<山口銀行前身、第百十銀行の沿革(27)~銀行法の制定と県内銀行の合併(1)>
銀行法の目的は銀行の基礎を強固にして、預金者の保護を主眼とするとともに、新しい諸種の規制を課することで、銀行そのものの整理を諮ることにあり、要旨は次の通りである。
最低資本金を決め、企業形態を株式会社に限定したこと。これにより全国普通銀行1,420行中半数以上の809行が資格を失うことになった(昭和2年3月末現在)。これらは5年後の昭和7年末までに、その資格条件を満たす必要があったが、政府は単独増資を認めなかったため、銀行経営を続けるには結局合併新方法はなく、中小銀行を結果として強制的に合併させることになった。 ~中略~ このため昭和3年から7年末までに合計864行が合同に参加し、470行の減少を見ることとなった。
政府の方針に基づき、864行が合併に参加し、それにより消滅した銀行が534行。そのうち存続した銀行が330行となり、約6割の銀行が昭和7年までの5年間で消滅している。
その後昭和19年3月の大合同前の金融再編の序章であったと言える。
銀行のボリュームは違うが、最近でも1990年代のバブル前には下記の大手銀行23行が存在していた。
(1)長期信用銀行
日本興業銀行・日本長期信用銀行・日本債券信用銀行(3行)
(2)信託銀行
三菱信託銀行・住友信託銀行・三井信託銀行・中央信託銀行・東洋信託銀行・安田信託銀行・日本信託銀行(7行)
(3)都市銀行
第一勧業銀行・太陽神戸銀行・北海道拓殖銀行・住友銀行・三和銀行・東海銀行・富士銀行・東京銀行・三菱銀行・埼玉銀行・三井銀行・協和銀行・大和銀行(13行)

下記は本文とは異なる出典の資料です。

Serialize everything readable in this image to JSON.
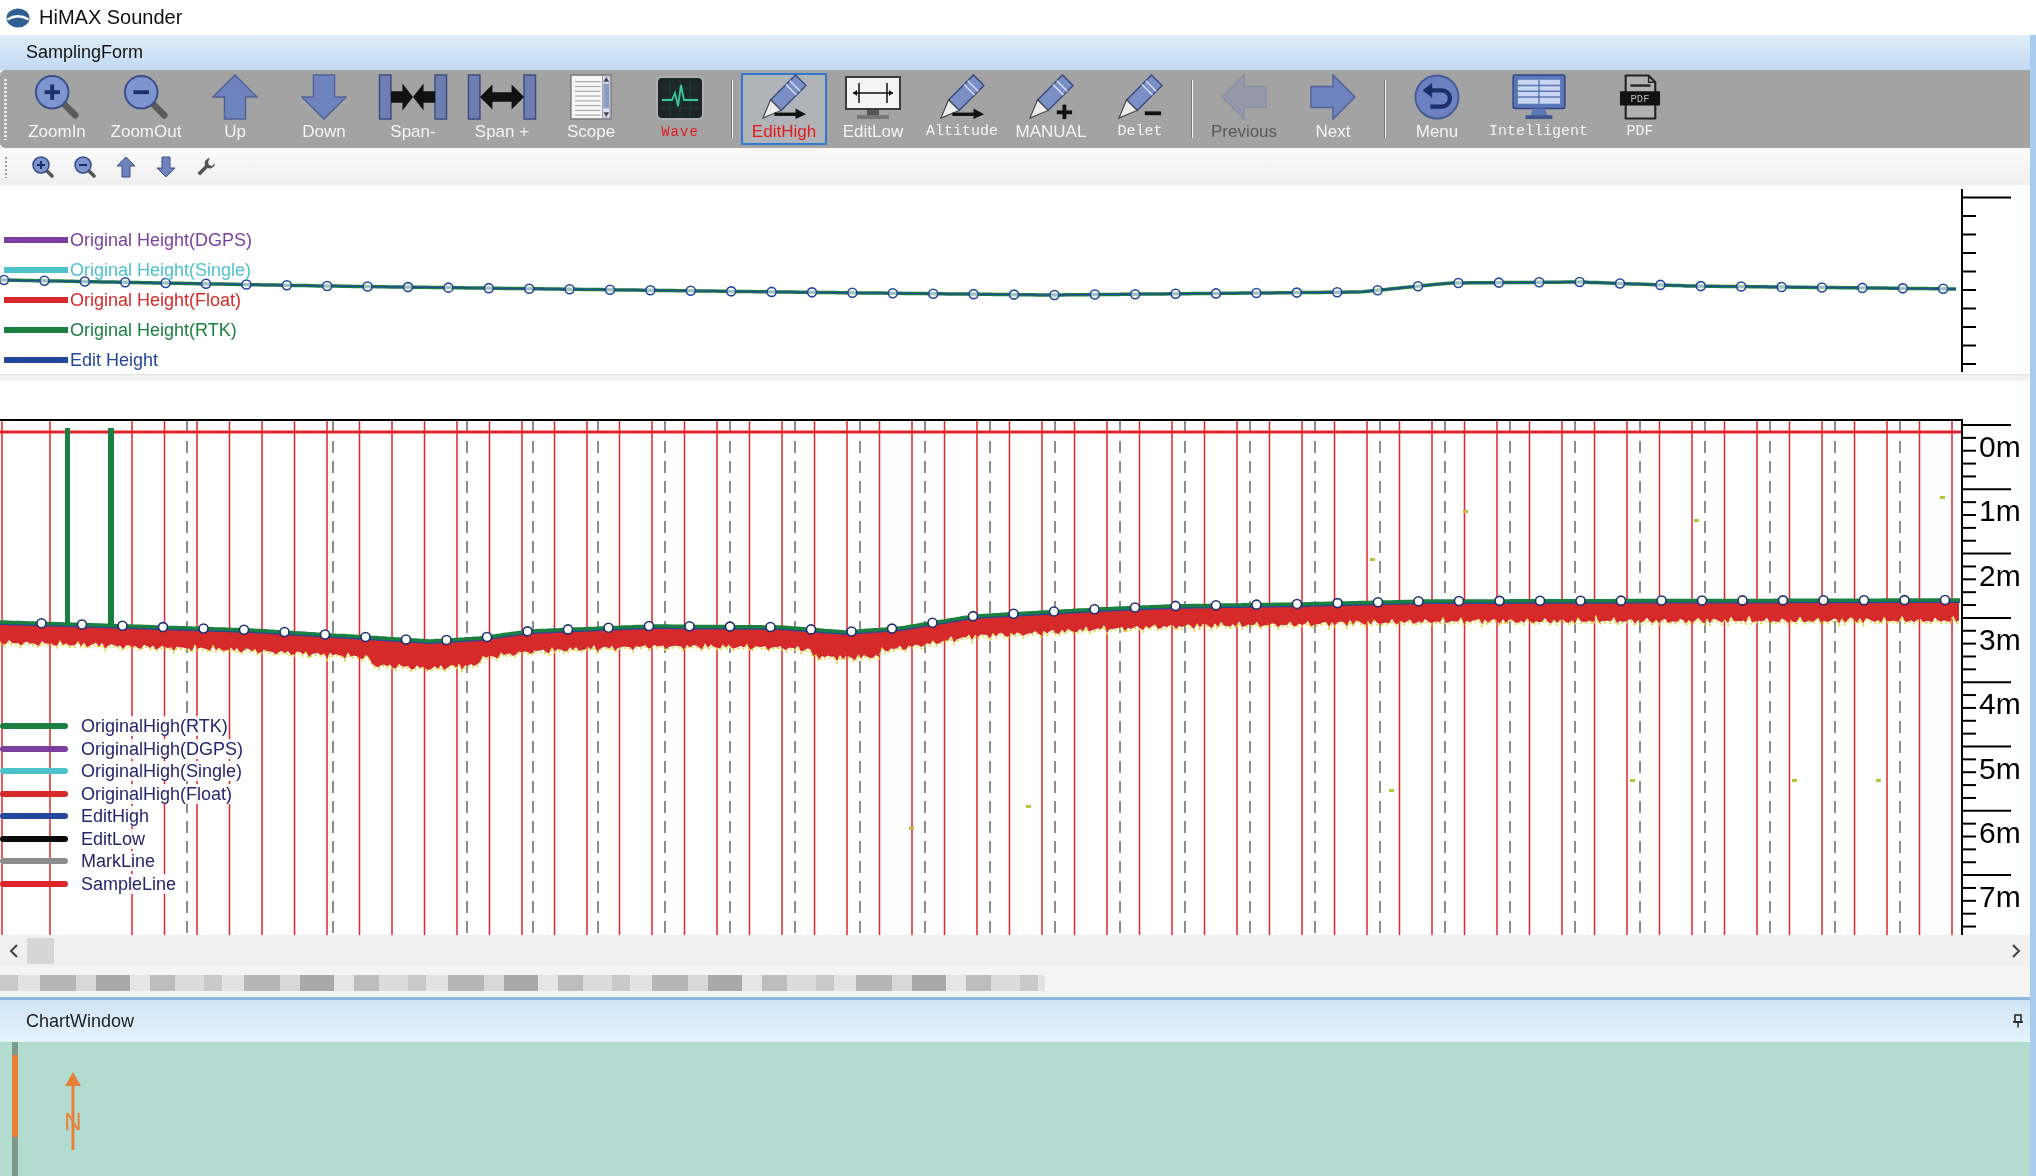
{
  "window": {
    "title": "HiMAX Sounder"
  },
  "form": {
    "title": "SamplingForm"
  },
  "toolbar": {
    "groups": [
      {
        "buttons": [
          {
            "label": "ZoomIn",
            "kind": "zoomin",
            "selected": false,
            "disabled": false
          },
          {
            "label": "ZoomOut",
            "kind": "zoomout",
            "selected": false,
            "disabled": false
          },
          {
            "label": "Up",
            "kind": "up",
            "selected": false,
            "disabled": false
          },
          {
            "label": "Down",
            "kind": "down",
            "selected": false,
            "disabled": false
          },
          {
            "label": "Span-",
            "kind": "spanminus",
            "selected": false,
            "disabled": false
          },
          {
            "label": "Span +",
            "kind": "spanplus",
            "selected": false,
            "disabled": false
          },
          {
            "label": "Scope",
            "kind": "scope",
            "selected": false,
            "disabled": false
          },
          {
            "label": "Wave",
            "kind": "wave",
            "selected": false,
            "disabled": false
          }
        ]
      },
      {
        "buttons": [
          {
            "label": "EditHigh",
            "kind": "edithigh",
            "selected": true,
            "disabled": false
          },
          {
            "label": "EditLow",
            "kind": "editlow",
            "selected": false,
            "disabled": false
          },
          {
            "label": "Altitude",
            "kind": "altitude",
            "selected": false,
            "disabled": false
          },
          {
            "label": "MANUAL",
            "kind": "manual",
            "selected": false,
            "disabled": false
          },
          {
            "label": "Delet",
            "kind": "delete",
            "selected": false,
            "disabled": false
          }
        ]
      },
      {
        "buttons": [
          {
            "label": "Previous",
            "kind": "previous",
            "selected": false,
            "disabled": true
          },
          {
            "label": "Next",
            "kind": "next",
            "selected": false,
            "disabled": false
          }
        ]
      },
      {
        "buttons": [
          {
            "label": "Menu",
            "kind": "menu",
            "selected": false,
            "disabled": false
          },
          {
            "label": "Intelligent",
            "kind": "intelligent",
            "selected": false,
            "disabled": false
          },
          {
            "label": "PDF",
            "kind": "pdf",
            "icon_text": "PDF",
            "selected": false,
            "disabled": false
          }
        ]
      }
    ]
  },
  "height_chart": {
    "legend": [
      {
        "label": "Original Height(DGPS)",
        "color": "#7b3f9e"
      },
      {
        "label": "Original Height(Single)",
        "color": "#4ec2cb"
      },
      {
        "label": "Original Height(Float)",
        "color": "#d62a2a"
      },
      {
        "label": "Original Height(RTK)",
        "color": "#1b7f3f"
      },
      {
        "label": "Edit Height",
        "color": "#24479c"
      }
    ]
  },
  "depth_chart": {
    "legend": [
      {
        "label": "OriginalHigh(RTK)",
        "color": "#1b7f3f"
      },
      {
        "label": "OriginalHigh(DGPS)",
        "color": "#7b3f9e"
      },
      {
        "label": "OriginalHigh(Single)",
        "color": "#4ec2cb"
      },
      {
        "label": "OriginalHigh(Float)",
        "color": "#d62a2a"
      },
      {
        "label": "EditHigh",
        "color": "#24479c"
      },
      {
        "label": "EditLow",
        "color": "#0a0a0a"
      },
      {
        "label": "MarkLine",
        "color": "#8c8c8c"
      },
      {
        "label": "SampleLine",
        "color": "#e0262a"
      }
    ],
    "axis_labels": [
      "0m",
      "1m",
      "2m",
      "3m",
      "4m",
      "5m",
      "6m",
      "7m"
    ]
  },
  "chart_window": {
    "title": "ChartWindow",
    "compass_letter": "N"
  }
}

しかし金融ビッグバンを経て現在大手銀行は、三菱東京UFJ銀行、みずほ銀行、みずほコーホレート銀行、三井住友銀行、りそな銀行、三菱UFJ信託銀行、中央三井信託銀行、住友信託銀行、みずほ信託銀行、りそな銀行、新生銀行、あおぞら銀行の12行。このうちみずほ銀行とみずほコーホレート銀行は、2013年に合併する方針を打ち出しており、大手行は11行に集約される。23行あった大手銀行は11行となり、約5割以上の銀行が合併により消滅したことになる。「歴史は繰り返す」との言葉通りなのかもしれない。